The main advantage is their biodegradability, in addition to the opportunity offered to stimulate the process of a circular economy. One possible result could be a shopping bag similar to traditional polyethylene ones, but which is organic and sustainable. If we think about it, it does not make sense today to use plastic that lasts for millennia for a product we use for only five minutes.

Giovanni Perotto, Researcher, The Smart Materials lab, IIT

Synthesizing an entirely organic polymer is not the aim of the study. Rather, the idea is to use materials that may otherwise be wasted. “This is the third generation of bioplastics,” stated Mario Malinconico, Research Director of the Italian National Research Council (CNR) as well as Scientific Co-ordinator of the association Assobioplastiche. “We are talking about a kind of production that has not yet become an industrial reality, but for which we already have a lot of prototypes. Wherever there is an agri-food chain with a large amount of process waste, the production of polymers could possibly be introduced.”

However, the question is how can the materials be made competitive? “To analyze this, it is necessary to evaluate the whole lifecycle, from raw material flows to management costs, taking into account the additional recycling and decontamination issues associated with traditional plastics,” further added Malinconico.

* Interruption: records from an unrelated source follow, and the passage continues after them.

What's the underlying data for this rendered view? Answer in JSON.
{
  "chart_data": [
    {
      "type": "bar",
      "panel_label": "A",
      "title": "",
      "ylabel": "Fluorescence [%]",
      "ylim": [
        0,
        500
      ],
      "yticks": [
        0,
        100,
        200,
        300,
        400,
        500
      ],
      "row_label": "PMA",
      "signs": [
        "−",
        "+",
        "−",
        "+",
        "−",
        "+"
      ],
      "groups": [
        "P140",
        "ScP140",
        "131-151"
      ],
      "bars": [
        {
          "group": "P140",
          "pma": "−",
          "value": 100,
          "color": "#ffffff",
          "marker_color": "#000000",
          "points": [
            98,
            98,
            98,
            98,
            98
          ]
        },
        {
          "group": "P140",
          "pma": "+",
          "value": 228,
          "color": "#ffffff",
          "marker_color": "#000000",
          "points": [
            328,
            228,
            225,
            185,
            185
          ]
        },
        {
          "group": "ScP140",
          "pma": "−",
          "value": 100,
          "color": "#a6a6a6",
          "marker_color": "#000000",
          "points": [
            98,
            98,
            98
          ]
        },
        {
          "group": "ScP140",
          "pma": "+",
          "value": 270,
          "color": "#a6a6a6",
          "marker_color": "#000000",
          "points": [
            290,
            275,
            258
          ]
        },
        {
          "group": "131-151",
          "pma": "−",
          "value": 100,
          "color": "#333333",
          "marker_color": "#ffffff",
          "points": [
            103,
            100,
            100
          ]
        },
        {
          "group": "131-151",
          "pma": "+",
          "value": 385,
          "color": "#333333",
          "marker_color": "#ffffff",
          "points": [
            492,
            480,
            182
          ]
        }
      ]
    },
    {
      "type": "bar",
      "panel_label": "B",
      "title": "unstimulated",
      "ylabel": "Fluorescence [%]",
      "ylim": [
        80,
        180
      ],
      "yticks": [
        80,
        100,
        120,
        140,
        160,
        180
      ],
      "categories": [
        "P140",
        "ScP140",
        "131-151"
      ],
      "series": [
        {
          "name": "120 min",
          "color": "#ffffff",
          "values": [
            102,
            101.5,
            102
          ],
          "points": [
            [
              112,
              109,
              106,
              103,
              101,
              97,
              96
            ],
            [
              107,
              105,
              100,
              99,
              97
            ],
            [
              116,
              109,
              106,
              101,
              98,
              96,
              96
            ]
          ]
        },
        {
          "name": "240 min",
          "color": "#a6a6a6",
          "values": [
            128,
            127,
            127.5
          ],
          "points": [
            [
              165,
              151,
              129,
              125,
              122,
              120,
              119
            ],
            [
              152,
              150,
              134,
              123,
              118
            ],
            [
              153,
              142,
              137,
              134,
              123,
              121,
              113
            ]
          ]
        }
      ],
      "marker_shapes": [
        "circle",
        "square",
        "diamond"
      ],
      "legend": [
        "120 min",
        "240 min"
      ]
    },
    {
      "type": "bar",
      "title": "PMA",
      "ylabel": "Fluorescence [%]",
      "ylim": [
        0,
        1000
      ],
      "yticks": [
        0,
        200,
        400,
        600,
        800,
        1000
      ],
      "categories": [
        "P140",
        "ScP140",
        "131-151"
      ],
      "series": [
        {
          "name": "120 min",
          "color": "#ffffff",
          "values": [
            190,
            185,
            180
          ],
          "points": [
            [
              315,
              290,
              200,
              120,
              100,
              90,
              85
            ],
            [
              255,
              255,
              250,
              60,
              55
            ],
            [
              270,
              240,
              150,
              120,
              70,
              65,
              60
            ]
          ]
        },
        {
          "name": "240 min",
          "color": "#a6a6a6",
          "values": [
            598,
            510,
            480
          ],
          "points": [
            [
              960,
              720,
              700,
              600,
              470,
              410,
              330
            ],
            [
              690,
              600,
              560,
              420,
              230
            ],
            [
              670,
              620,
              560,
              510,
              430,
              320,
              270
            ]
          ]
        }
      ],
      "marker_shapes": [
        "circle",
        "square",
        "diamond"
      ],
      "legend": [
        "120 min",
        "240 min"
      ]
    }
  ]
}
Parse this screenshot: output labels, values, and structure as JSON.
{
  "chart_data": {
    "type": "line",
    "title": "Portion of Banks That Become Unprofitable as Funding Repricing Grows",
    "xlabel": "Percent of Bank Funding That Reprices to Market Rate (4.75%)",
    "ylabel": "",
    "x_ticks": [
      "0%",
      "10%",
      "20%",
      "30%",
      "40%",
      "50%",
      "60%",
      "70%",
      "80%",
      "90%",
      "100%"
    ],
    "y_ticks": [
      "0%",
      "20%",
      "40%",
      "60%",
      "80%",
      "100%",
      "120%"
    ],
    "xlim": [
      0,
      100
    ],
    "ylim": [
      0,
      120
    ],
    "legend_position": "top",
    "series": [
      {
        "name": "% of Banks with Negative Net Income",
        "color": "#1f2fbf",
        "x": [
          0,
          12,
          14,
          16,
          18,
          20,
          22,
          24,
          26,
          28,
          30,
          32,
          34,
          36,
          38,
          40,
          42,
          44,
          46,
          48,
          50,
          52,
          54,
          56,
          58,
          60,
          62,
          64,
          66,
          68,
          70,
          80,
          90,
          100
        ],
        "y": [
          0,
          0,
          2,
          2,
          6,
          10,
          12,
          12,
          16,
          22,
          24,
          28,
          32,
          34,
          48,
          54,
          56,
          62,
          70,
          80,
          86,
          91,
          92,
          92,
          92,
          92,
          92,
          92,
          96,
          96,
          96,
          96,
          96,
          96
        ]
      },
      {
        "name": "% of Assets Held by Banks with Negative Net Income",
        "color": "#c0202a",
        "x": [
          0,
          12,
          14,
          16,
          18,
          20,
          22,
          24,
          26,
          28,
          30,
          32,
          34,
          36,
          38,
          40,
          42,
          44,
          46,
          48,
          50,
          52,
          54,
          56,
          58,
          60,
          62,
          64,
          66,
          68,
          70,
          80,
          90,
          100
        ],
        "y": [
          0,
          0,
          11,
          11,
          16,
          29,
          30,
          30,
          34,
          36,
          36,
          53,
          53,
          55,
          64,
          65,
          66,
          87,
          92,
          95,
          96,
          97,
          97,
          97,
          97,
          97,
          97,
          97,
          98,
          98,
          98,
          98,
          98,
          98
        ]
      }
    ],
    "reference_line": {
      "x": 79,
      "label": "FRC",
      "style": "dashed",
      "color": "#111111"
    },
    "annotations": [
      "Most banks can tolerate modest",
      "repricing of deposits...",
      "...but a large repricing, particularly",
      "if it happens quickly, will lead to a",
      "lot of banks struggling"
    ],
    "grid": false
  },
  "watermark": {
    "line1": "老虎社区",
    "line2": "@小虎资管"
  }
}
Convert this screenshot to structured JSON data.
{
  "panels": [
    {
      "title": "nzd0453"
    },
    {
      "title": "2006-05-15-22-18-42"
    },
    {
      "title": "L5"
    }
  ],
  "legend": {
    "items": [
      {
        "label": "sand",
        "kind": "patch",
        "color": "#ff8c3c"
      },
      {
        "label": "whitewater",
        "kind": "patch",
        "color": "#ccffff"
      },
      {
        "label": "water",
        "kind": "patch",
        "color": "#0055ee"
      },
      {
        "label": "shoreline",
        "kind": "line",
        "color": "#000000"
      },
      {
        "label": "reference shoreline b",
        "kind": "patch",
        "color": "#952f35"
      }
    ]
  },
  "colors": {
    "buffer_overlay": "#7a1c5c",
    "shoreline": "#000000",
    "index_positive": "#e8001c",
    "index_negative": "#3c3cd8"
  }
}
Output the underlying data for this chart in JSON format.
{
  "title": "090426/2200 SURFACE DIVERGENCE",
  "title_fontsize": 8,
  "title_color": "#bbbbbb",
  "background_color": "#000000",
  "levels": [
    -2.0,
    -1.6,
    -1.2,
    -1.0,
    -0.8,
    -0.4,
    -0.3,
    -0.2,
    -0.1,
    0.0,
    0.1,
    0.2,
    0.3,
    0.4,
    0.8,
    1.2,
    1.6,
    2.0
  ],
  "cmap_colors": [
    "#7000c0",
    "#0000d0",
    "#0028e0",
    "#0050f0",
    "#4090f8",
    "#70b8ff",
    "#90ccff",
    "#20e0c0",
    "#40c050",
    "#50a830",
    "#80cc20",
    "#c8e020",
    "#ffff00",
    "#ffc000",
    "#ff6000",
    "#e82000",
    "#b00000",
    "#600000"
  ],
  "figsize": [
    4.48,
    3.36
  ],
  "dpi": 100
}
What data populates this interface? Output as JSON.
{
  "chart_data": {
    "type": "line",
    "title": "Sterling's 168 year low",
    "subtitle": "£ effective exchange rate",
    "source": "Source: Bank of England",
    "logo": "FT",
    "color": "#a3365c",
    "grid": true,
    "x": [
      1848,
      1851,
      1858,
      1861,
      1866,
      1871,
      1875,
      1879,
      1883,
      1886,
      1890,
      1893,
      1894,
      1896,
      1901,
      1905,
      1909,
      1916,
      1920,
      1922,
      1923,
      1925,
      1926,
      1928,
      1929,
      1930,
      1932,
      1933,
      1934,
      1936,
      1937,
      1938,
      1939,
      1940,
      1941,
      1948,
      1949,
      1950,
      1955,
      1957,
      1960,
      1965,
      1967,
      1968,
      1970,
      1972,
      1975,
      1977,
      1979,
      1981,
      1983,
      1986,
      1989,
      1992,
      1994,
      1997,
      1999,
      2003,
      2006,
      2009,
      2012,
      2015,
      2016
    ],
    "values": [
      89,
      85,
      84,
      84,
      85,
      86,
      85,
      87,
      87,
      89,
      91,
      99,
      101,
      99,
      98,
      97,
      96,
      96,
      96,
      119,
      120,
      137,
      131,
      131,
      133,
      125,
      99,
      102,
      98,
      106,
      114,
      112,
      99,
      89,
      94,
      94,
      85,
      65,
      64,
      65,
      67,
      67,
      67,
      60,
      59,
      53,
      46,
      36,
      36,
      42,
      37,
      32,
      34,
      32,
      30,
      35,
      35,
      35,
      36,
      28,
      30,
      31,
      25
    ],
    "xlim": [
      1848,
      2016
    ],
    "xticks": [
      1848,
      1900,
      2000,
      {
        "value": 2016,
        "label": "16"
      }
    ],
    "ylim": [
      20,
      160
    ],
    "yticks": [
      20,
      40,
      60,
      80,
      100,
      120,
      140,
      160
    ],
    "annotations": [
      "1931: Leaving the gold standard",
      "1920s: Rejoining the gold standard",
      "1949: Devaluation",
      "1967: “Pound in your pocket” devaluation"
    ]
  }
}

While the cost of producing bioplastic is 50% more than that of conventional ones, two significant factors will bridge the gap between the two: one factor is the cost of setting up huge plants for organic polymeric packaging and the corresponding logistics chains; and the second factor is that directives on non-degradable plastics will turn growingly stringent as the cost of extracting oil will increase every year.

The cost differential will ultimately be cancelled out, and biodegradable polymers could overtake traditional plastic in a few years, probably in the early 2020s.

Mario Malinconico, Research Director of the Italian National Research Council (CNR) and Scientific Co-ordinator, The Association Assobioplastiche

However, what will be the characteristics of the entirely bioplastic prototypes? Close investigation of these bioplastics shows that they have a mild smell—perfume of the plant from which the material was acquired.

The process we have implemented at IIT is completely water-based,” explained Perotto, “And it takes up to half a day. After optimizing the process, it will take just a few hours from waste organic material to obtain the bioplastic.” An added advantage of this procedure is the production sustainability, which may not be consistent when organic materials are used.

The withstanding ability of bioplastics can be increased from a few months to many years if they are stored in a drawer, but they get rapidly degraded in the soil or in the sea.

The foremost and simple use of this bioplastic is non-food packaging because applying it for food packaging mandates more research regarding food safety.

At present, regulations are less stringent when food is not involved. Moreover, these bioplastics are edible and can be cooked, but they cannot be used at high temperatures, for example as baking paper or for hot beverages.

With respect to this framework, the Italian company Metalvuoto (SAES group) introduced an active packaging at the 2017 global food innovation summit Seeds & Chips, held in Milan, where the packaging had the ability to increase its service life and eliminate the use of preservatives.

The application of a water-based layer on the plastic surfaces of fresh food packaging can absorb gases and substances that can cause rapid spoiling of foods.

New packaging must above all be safe and environmentally friendly. But it must also have high performance and be lightweight in order to reduce logistical costs. It is thus possible to pass on significant benefits to consumers, distributors and even to the environment.

Stefano Tominetti, Managing Director

In lieu of the high standards mandated by the food packaging industry, the most probable situation might be the co-existence of different kinds of plastics in the coming years. Specifically, conventional plastics will be highly opted for in those instances in which compostability is not a basic criterion, for instance, in packaging for recycle or reuse and for high-temperature conditions.